Burn Notice fait rarement dans l’originalité. Ce coup-ci… ça ne change pas. On a donc une histoire de mafieux russe qui fait passer des filles, mais les retient en otage. On ne va pas jusqu’au coup de la prostitution, mais le contexte a déjà été usé dans beaucoup d’autres séries.

Ce qu’apporte Michael Westen, c’est son style, même si ici, il ne va pas franchement chercher très loin. À côté de sa, Sam suit une piste pour retrouver Carla, et Fi aide un peu tout le monde.

L’idée est donc de faire croire que Michael est un russe qui est gardé en captivité avec le méchant pour que celui-ci lui révèle tout. Aucune surprise d’aucune part, le concept est éculé. On attendait donc que le retour de Nate apporte quelque chose de plus, car, depuis le début de la saison, la relation Michael/Madeline avec assez bien évoluée, et on aurait pu en espérer autant avec le frère. Il y a un peu truc, mais c’est infime, non, vraiment, rien de neuf.

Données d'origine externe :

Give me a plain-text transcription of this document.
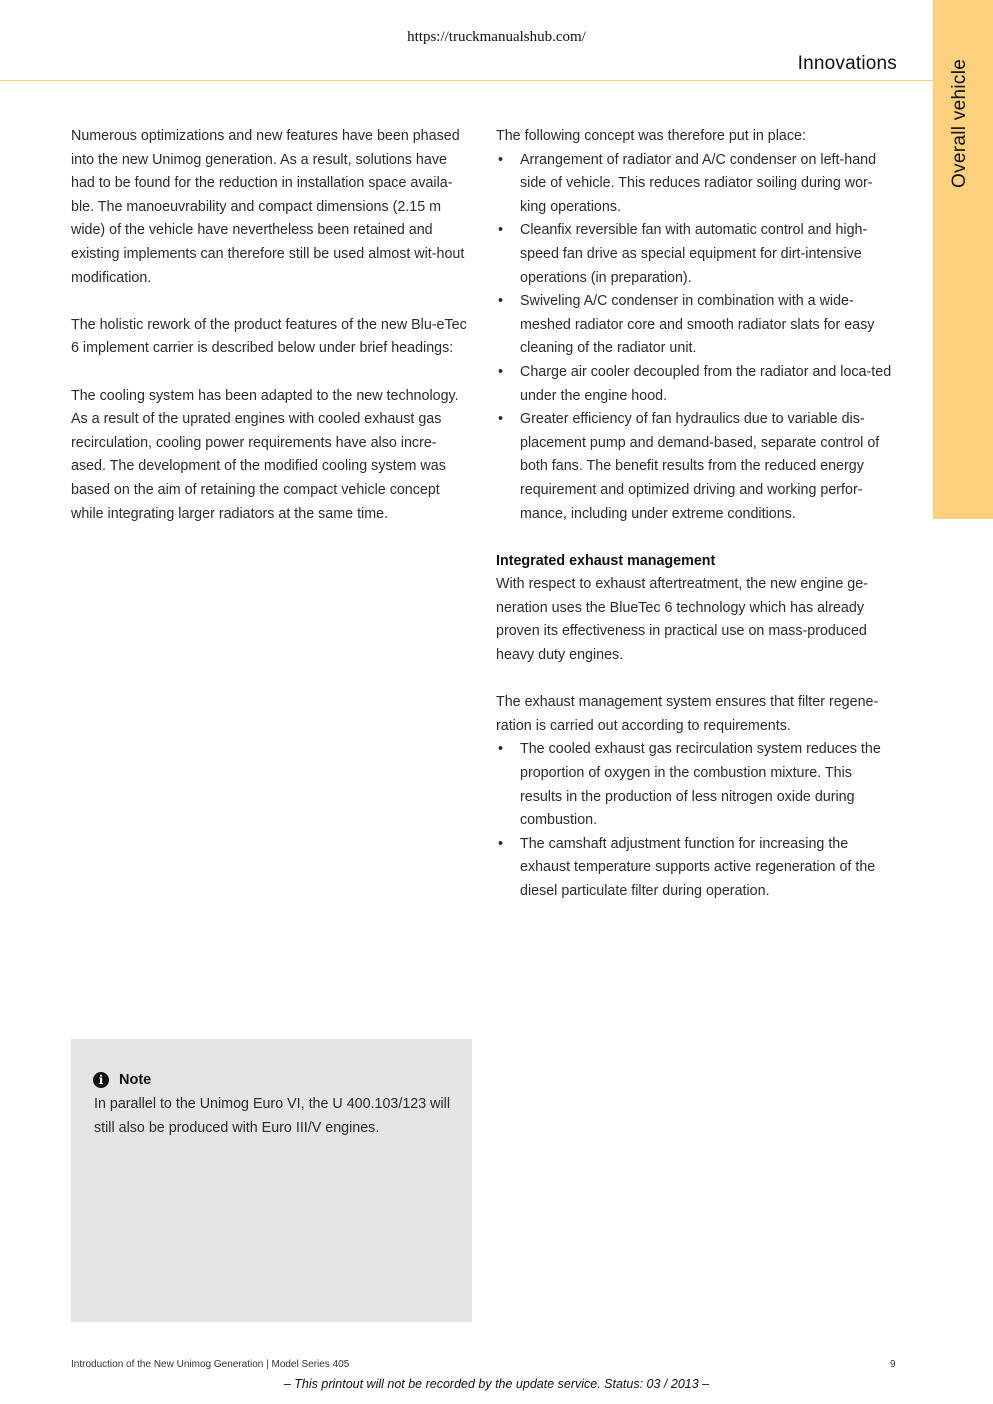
https://truckmanualshub.com/
Innovations	Overall vehicle

Numerous optimizations and new features have been phased into the new Unimog generation. As a result, solutions have had to be found for the reduction in installation space availa-ble. The manoeuvrability and compact dimensions (2.15 m wide) of the vehicle have nevertheless been retained and existing implements can therefore still be used almost wit-hout modification.

The holistic rework of the product features of the new Blu-eTec 6 implement carrier is described below under brief headings:

The cooling system has been adapted to the new technology. As a result of the uprated engines with cooled exhaust gas recirculation, cooling power requirements have also incre-ased. The development of the modified cooling system was based on the aim of retaining the compact vehicle concept while integrating larger radiators at the same time.

The following concept was therefore put in place:

• Arrangement of radiator and A/C condenser on left-hand side of vehicle. This reduces radiator soiling during wor-king operations.
• Cleanfix reversible fan with automatic control and high-speed fan drive as special equipment for dirt-intensive operations (in preparation).
• Swiveling A/C condenser in combination with a wide-meshed radiator core and smooth radiator slats for easy cleaning of the radiator unit.
• Charge air cooler decoupled from the radiator and loca-ted under the engine hood.
• Greater efficiency of fan hydraulics due to variable dis-placement pump and demand-based, separate control of both fans. The benefit results from the reduced energy requirement and optimized driving and working perfor-mance, including under extreme conditions.

Integrated exhaust management

With respect to exhaust aftertreatment, the new engine ge-neration uses the BlueTec 6 technology which has already proven its effectiveness in practical use on mass-produced heavy duty engines.

The exhaust management system ensures that filter regene-ration is carried out according to requirements.

• The cooled exhaust gas recirculation system reduces the proportion of oxygen in the combustion mixture. This results in the production of less nitrogen oxide during combustion.
• The camshaft adjustment function for increasing the exhaust temperature supports active regeneration of the diesel particulate filter during operation.
i	Note
In parallel to the Unimog Euro VI, the U 400.103/123 will still also be produced with Euro III/V engines.
Introduction of the New Unimog Generation | Model Series 405	9
– This printout will not be recorded by the update service. Status: 03 / 2013 –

Ce n’est donc pas très enthousiasmant, et c’est en parti à cause de Michael. Comme ce fut souvent le cas durant la première saison, le personnage a une grosse tendance à ne pas vraiment s’intéresser à la « mission de la semaine », préférant se concentrer sur l’histoire secondaire qui ne sera pas franchement développée : la Burn Notice. De plus, Sam s’en occupe, ce qui apporte un peu d’originalité, mais surtout, ça permet au personnage d’avoir plus de temps d’antenne, et l’on ne s’en plaint pas.

Bref, l’ensemble est bien rôdé, de manière que tout se déroule sans surprise. La distraction est minime, mais l’ennui n’est pas non plus présent, Burn Notice est aux frontières de l’indifférence.